Following the example you posted above, I have
hslider = as.integer(60000)
arr <- tiledb_array(uri)
qc1 <- parse_query_condition("A-Count" > hslider, use_int64 = TRUE,arr)
This creates a tiledb_query_condition object, but it shares the warning seen below. Upon the next line of code it does not take the query condition into account at all and returns the entire array without taking into consideration the query condition supplied in qc1.

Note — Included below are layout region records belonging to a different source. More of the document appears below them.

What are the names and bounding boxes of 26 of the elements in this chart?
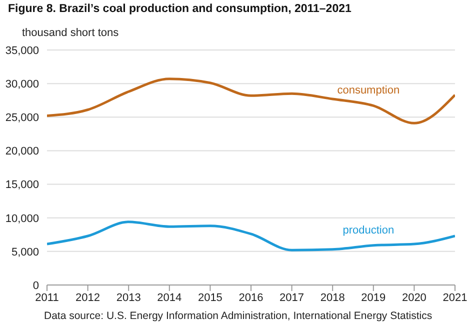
y-tick-label: 5,000 xyxy=(11,246,39,258)
x-tick-label: 2015 xyxy=(198,292,222,304)
x-tick-label: 2014 xyxy=(157,292,182,304)
y-axis-title: thousand short tons xyxy=(22,27,119,39)
x-tick-label: 2020 xyxy=(402,292,426,304)
y-tick-label: 10,000 xyxy=(5,212,39,225)
line-series xyxy=(47,78,455,124)
y-tick-label: 25,000 xyxy=(5,112,39,124)
y-tick-label: 0 xyxy=(32,280,39,292)
series-label: production xyxy=(342,224,394,236)
source-note: Data source: U.S. Energy Information Administration, International Energy Statistics xyxy=(44,310,432,322)
x-tick-label: 2018 xyxy=(320,292,345,304)
y-tick-label: 30,000 xyxy=(5,78,39,90)
line-series xyxy=(47,220,455,252)
x-tick-label: 2011 xyxy=(35,292,59,304)
x-tick-label: 2013 xyxy=(116,292,141,304)
y-tick-label: 20,000 xyxy=(5,146,39,158)
x-tick-label: 2021 xyxy=(442,292,468,304)
y-tick-label: 35,000 xyxy=(5,44,39,57)
x-tick-label: 2017 xyxy=(280,292,304,304)
chart-title: Figure 8. Brazil’s coal production and consumption, 2011–2021 xyxy=(8,3,352,15)
x-tick-label: 2012 xyxy=(76,292,100,304)
x-tick-label: 2016 xyxy=(238,292,264,304)
y-tick-label: 15,000 xyxy=(5,179,39,192)
series-label: consumption xyxy=(337,84,400,97)
x-tick-label: 2019 xyxy=(361,292,386,304)
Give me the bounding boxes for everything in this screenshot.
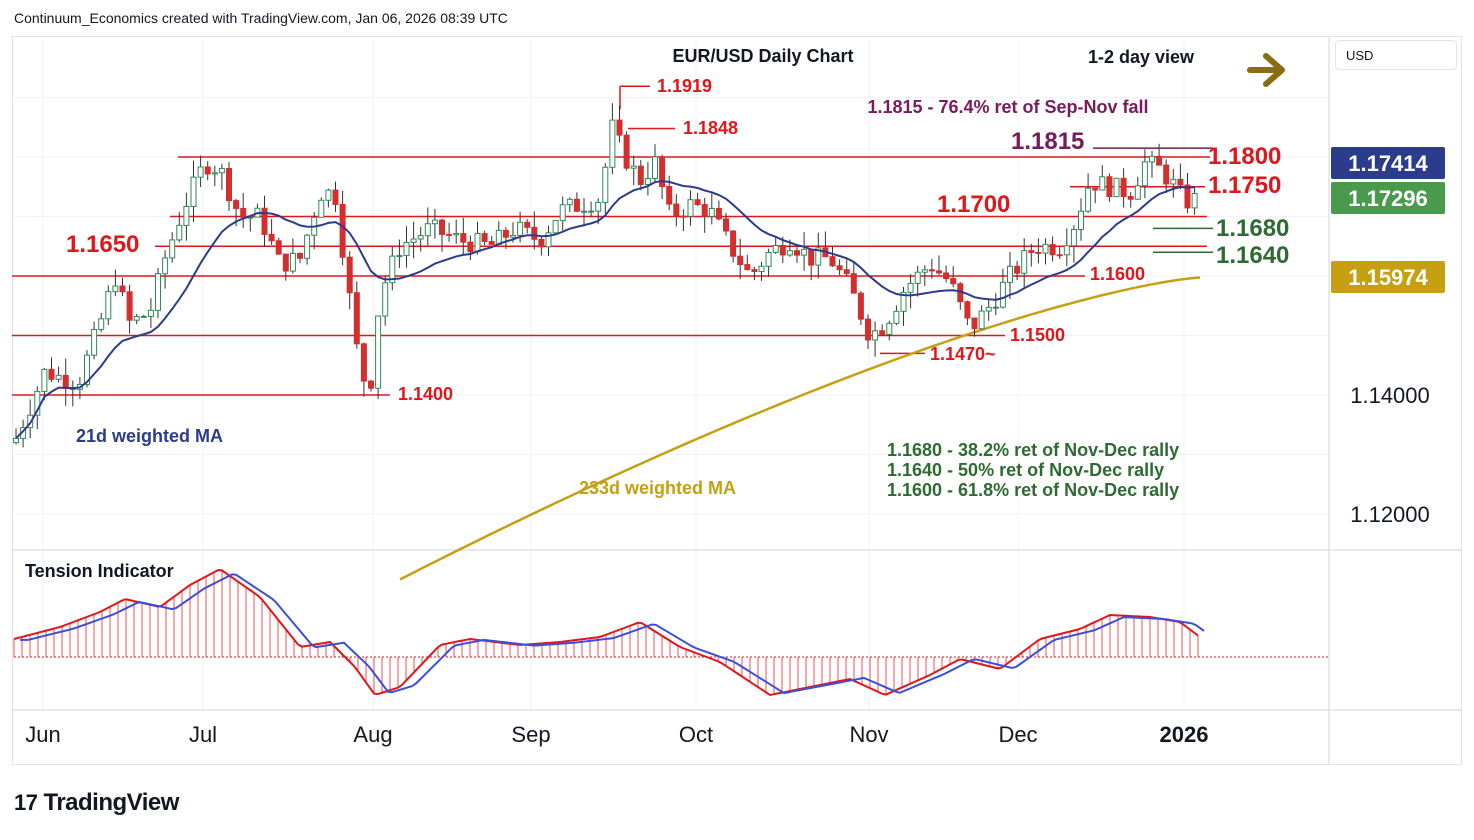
chart-frame xyxy=(12,36,1462,765)
tradingview-logo-mark: 17 xyxy=(14,790,38,815)
tradingview-logo-text: TradingView xyxy=(43,789,179,816)
tradingview-logo: 17 TradingView xyxy=(14,789,179,817)
currency-selector[interactable]: USD xyxy=(1335,40,1457,70)
chart-credit-header: Continuum_Economics created with Trading… xyxy=(14,10,508,26)
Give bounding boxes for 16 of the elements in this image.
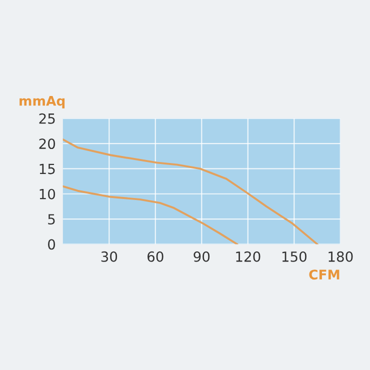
y-tick-label: 5 <box>48 214 55 225</box>
x-tick-label: 60 <box>148 251 164 262</box>
x-tick-label: 30 <box>101 251 118 262</box>
x-tick-label: 120 <box>236 251 260 262</box>
y-tick-label: 0 <box>48 239 56 250</box>
y-axis-title: mmAq <box>20 96 65 108</box>
line-series <box>62 185 238 244</box>
y-tick-label: 15 <box>40 164 55 174</box>
x-tick-label: 90 <box>194 251 210 262</box>
y-tick-label: 20 <box>39 138 56 150</box>
x-tick-label: 180 <box>328 251 353 262</box>
line-series <box>62 138 318 244</box>
y-tick-label: 25 <box>39 113 55 124</box>
y-tick-label: 10 <box>40 188 56 200</box>
x-tick-label: 150 <box>282 251 306 262</box>
x-axis-title: CFM <box>309 270 340 280</box>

res1 <- tiledb_array(uri, query_condition = qc1)[]
Warning message:
In stopifnot(Argument 'qc' with query condition object required = is(qc, :
NAs introduced by coercion
I had myself confused -- I saw your post first in our internal slack where we echo github issues. So there was no earlier post and I edited that out, my bad for any confusion. That said, our community slack is good and has a channel for tiledb-r. You may like it, and this link from the bottom of our homepage should get you started.
You should be able to get both muliplle conditions combined, and conditons created on the fly based on variable names. The parse_query_conditions() functions expects an R object of type expression so you may want to create a standard textstring first and then convert it and then use a function such as str2lang() to convert it. If you get lost I can probably mock something based on the popular penguins example.
I just joined the slack and really appreciate you taking your time to assist me with this. I would be grateful if you could make an example like you suggest as I am indeed lost and not having any success using parse or str2lang()with parse_query_condition().
When using those functions and passing along the expression into parse_query_condition(), I get the following errors, even without using a variable for my value. Likely I am missing something.
AB = str2lang("A-Count > 60000")
qc <- parse_query_condition(AB, use_int64 = TRUE,arr)
Error in .makeExpr(e, debug) : Unexpected symbol in expression: AB
qc <- parse_query_condition(str2lang("A-Count > 60000"), use_int64 = TRUE,arr)
Error in .makeExpr(e, debug) :
Unexpected token in expression: str2lang("A-Count > 60000")
Below is a full example running on my standard example data set from the palmerpenguins package (written with one call to fromDataFrame(), no extra options). It contains the critically important step of calling the str2lang which I had omitted. I will add something like this to the docs.
library(tiledb)
uri <- "/tmp/tiledb/penguins"
# as needed: fromDataFrame(palmerpenguins::penguins, uri)
arr <- tiledb_array(uri)
cols <- c("bill_length_mm", "bill_depth_mm", "flipper_length_mm", "body_mass_g")
set.seed(42) # reproduce
col <- sample(cols, 1)
txt <- paste(col, "> 50") # arbitrary, replaced by your shiny app
cat("Setting '", txt, "'\n", sep="")
parsed <- do.call(what = parse_query_condition, args = list(expr = str2lang(txt), ta = arr))
arr2 <- tiledb_array(uri, return_as="data.table", query_condition=parsed)[]
summary(arr2[,4:7])
When I run this I get
> summary(arr2[,4:7])
bill_length_mm bill_depth_mm flipper_length_mm body_mass_g
Min. :50.1 Min. :14.2 Min. :181 Min. :3250
1st Qu.:50.6 1st Qu.:16.0 1st Qu.:198 1st Qu.:3775
Median :51.3 Median :18.1 Median :206 Median :4375
Mean :51.9 Mean :17.8 Mean :210 Mean :4579
3rd Qu.:52.2 3rd Qu.:19.2 3rd Qu.:223 3rd Qu.:5500
Max. :59.6 Max. :20.8 Max. :231 Max. :6050
> cat("Setting '", txt, "'\n", sep="")
Setting 'bill_length_mm > 50'
>
showing the 'larger than 50' condition held on the (randomly) picked column 'bill_length_mm'.
Thank you so much. I just used your example and was able to successfully get it to work.
Perfect! I will leave the issue open to ensure I add the conversion at the package level -- may as well make it work from a character variable.